The Imam-Hatip school graduates have gone for to fulfil the dreams of their supporters. First, religious life has been irrevocably shaped by the Imam-Hatip school graduates who have become the backbone of the Presidency of Religious Affairs, holding positions such as imams, müftüs, vaizs and teachers of Qur'anic courses. Their task has been to educate the Turkish population according to the teachings of the Islamic religion, and to transmit religious knowledge to the people. In fulfilling these responsibilities, the Imam-Hatip school graduates have played a major role in preserving the religious identity of the public in the midst of acute cultural transformations.

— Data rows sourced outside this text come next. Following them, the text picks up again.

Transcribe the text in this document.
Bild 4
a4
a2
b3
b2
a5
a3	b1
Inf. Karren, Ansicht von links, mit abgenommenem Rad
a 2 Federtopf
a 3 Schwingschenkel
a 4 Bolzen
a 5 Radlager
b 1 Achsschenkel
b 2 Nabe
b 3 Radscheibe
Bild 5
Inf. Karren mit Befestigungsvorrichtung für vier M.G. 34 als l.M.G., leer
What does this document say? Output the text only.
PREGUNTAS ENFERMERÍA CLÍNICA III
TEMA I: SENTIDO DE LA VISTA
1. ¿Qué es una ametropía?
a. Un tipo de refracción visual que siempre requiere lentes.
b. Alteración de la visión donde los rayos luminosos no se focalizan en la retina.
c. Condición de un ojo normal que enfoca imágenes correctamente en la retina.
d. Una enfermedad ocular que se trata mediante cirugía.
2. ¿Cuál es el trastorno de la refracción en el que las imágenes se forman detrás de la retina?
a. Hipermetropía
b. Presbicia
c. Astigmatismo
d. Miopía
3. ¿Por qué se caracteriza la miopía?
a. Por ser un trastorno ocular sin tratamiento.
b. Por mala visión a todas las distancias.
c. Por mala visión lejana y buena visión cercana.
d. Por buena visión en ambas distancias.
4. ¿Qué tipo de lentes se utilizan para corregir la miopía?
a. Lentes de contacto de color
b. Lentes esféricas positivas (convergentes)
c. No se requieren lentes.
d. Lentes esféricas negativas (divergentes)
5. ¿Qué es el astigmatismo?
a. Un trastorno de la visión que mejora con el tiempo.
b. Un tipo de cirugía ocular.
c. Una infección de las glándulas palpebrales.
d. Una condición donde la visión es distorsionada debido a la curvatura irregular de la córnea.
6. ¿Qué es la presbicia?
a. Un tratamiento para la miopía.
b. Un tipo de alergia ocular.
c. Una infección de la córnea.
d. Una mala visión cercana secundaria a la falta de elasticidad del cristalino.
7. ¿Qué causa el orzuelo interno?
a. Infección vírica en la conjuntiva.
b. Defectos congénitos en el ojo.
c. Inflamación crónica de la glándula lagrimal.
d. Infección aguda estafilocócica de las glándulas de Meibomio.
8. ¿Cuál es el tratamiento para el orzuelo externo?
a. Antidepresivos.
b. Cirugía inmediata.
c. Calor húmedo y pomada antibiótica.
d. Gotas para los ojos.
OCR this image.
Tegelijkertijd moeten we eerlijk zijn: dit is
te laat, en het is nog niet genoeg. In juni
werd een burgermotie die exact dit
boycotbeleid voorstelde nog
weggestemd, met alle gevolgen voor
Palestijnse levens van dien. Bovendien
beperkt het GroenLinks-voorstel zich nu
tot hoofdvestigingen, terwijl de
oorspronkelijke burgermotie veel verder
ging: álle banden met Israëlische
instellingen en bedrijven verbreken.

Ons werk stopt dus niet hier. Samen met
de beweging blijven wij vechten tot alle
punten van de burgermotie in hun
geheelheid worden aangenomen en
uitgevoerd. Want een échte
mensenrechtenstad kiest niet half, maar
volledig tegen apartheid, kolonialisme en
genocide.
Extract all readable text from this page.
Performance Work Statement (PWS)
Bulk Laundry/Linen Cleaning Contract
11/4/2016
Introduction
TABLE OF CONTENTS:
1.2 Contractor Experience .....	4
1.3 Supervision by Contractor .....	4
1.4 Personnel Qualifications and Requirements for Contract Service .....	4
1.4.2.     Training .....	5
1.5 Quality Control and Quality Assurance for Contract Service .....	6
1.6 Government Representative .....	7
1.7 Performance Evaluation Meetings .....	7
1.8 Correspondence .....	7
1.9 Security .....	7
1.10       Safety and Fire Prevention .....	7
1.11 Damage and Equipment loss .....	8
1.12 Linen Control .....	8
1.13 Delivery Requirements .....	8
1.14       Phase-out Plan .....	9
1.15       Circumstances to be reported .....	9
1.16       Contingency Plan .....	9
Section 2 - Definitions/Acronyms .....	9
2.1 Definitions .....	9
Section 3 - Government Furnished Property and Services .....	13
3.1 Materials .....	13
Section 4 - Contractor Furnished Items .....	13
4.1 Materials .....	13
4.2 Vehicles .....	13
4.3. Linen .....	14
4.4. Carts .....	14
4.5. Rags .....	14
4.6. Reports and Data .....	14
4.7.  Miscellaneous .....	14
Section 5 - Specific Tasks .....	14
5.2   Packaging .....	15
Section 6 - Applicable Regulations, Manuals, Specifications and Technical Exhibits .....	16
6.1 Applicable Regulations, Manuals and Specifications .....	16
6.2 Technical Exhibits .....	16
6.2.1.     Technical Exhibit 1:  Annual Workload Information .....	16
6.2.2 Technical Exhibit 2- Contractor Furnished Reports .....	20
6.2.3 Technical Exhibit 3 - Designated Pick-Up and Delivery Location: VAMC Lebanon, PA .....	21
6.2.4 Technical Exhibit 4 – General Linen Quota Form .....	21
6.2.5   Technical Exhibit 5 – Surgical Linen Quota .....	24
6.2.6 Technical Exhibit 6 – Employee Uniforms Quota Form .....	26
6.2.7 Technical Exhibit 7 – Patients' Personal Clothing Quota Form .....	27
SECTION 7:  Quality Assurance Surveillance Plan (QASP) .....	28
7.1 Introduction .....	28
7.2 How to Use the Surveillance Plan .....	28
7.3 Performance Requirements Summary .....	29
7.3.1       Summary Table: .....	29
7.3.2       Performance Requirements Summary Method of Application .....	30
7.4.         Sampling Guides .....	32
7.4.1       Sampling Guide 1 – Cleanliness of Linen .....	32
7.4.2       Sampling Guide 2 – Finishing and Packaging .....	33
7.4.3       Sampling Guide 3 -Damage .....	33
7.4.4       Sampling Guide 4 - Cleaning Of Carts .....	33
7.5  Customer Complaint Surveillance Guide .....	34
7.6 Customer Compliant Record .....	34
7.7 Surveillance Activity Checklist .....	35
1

Imam-Hatip school graduates who pursued higher education in the Theology Faculties have been appointed to positions teaching vocational courses in the Imam-Hatip schools and religion courses in the regular secondary schools. Almost all junior high and senior high students have been taught religion by Imam-Hatip school graduates as part of the curriculum in the schools since 1982. Moreover, graduates of the Imam-Hatip schools have become the founders and writers of religiously-oriented magazines, journals, newspapers and publishing houses, promoting Turkey's Islamic heritage.
People's aspirations were further realised when Imam-Hatip school graduates became eligible to attend universities. These graduates have successfully entered all major in higher education and have become teachers, professors, doctors, engineers, economists, civil servants at every level of the bureaucracy, lawyers, judges and governors.
Furthermore, it is not unusual to come across graduates of Imam-Hatip schools pursuing master's and doctoral degrees in economics, biology, mechanical and environmental engineering, English literature and the humanities, even in Philadelphia-area universities. Many have been honoured to receive competitive scholarships from governmental sources and prestigious awards to pursue further education, even in foreign countries. This amply demonstrates the ability of Imam-Hatip school students to compete successfully with graduates of any other general high school program.
Especially, today, Turkey cannot have a comprehensive educational policy in the absence of religious teachings and fundamental principles of morality. Obviously, education should not only fill the minds of students with information, but also develop proper social conduct and religious precepts in the lives of the younger generation. Education must be conceived in a broader context in order to foster common ideas, values, aspirations and loyalties and to develop national identity and unity.
The lack of spiritual and metaphysical dimensions in secular education should be overcome by teaching the values found in the Imam-Hatip school system. The adoption of western ideals and methods in national education should be reduced to a minimum by retaining only the critical method of teaching and eliminating memorisation. The native-born Imam-Hatip school system has provided a genuine alternative to imitation of the West. The Imam-Hatip school as a system has proven itself by producing trustworthy students who are fully dedicated and responsible to their religion, society and nation.